Please clearly explain the answer and list 3 ways and support your answer.
Most investors and traders new to options markets prefer to buy calls and puts because of their limited risk and unlimited profit potential. Buying puts or calls is typically a way for investors and traders to speculate with only a fraction of their capital. But these straight option buyers miss many of the best features of stock and commodity options, such as the opportunity to turn time-value decay (the reduction in value of an options contract as it reaches its expiration date) into potential profits.
When establishing a position, option sellers collect time-value premiums paid by option buyers. Rather than losing out because of time decay, the option seller can benefit from the passage of time, and time-value decay becomes money in the bank even if the underlying asset is stationary.
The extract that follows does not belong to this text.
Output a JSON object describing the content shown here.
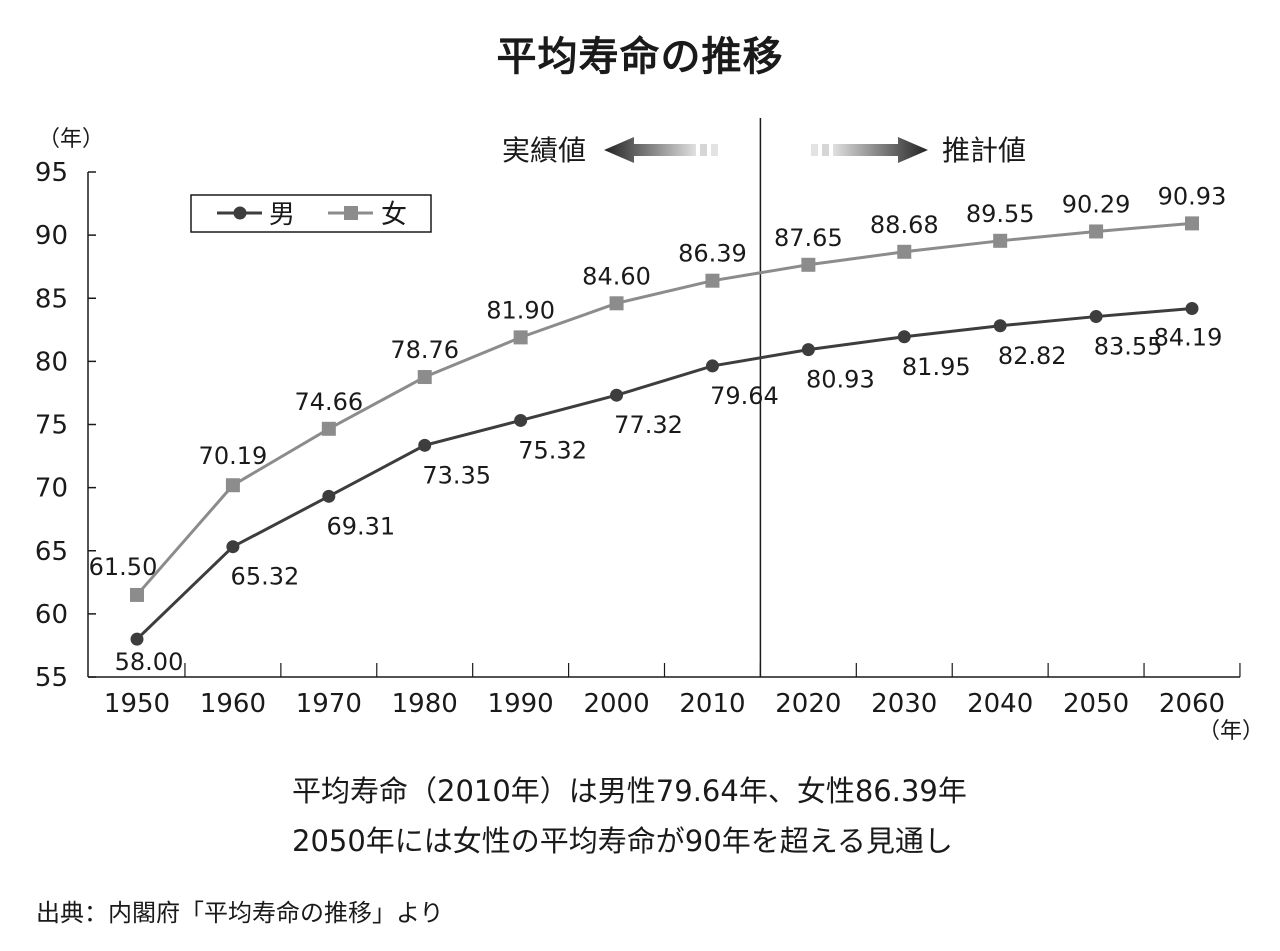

Intrinsic Value vs. Time Value | |||
---|---|---|---|
In-the-money | Out-of-the money | At-the-money | |
Put/Call | Time-value decreases as the option gets deeper in the money; intrinsic value increases. | Time-value decreases as option gets deeper out of the money; intrinsic value is zero. | Time-value is at a maximum when an option is at the money; intrinsic value is zero. |
The table below illustrates this concept and indicates when time value would be higher or lower and whether there will be any intrinsic value (which arises when the option gets in the money) in the price of the option. As the table indicates, deep in-the-money options and deep out-of-the-money options have little time value. Intrinsic value increases the more in the money the option becomes. And at-the-money options have the maximum level of time value but no intrinsic value. Time value is at its highest level when an option is at the money because the potential for intrinsic value to begin to rise is greatest at this point.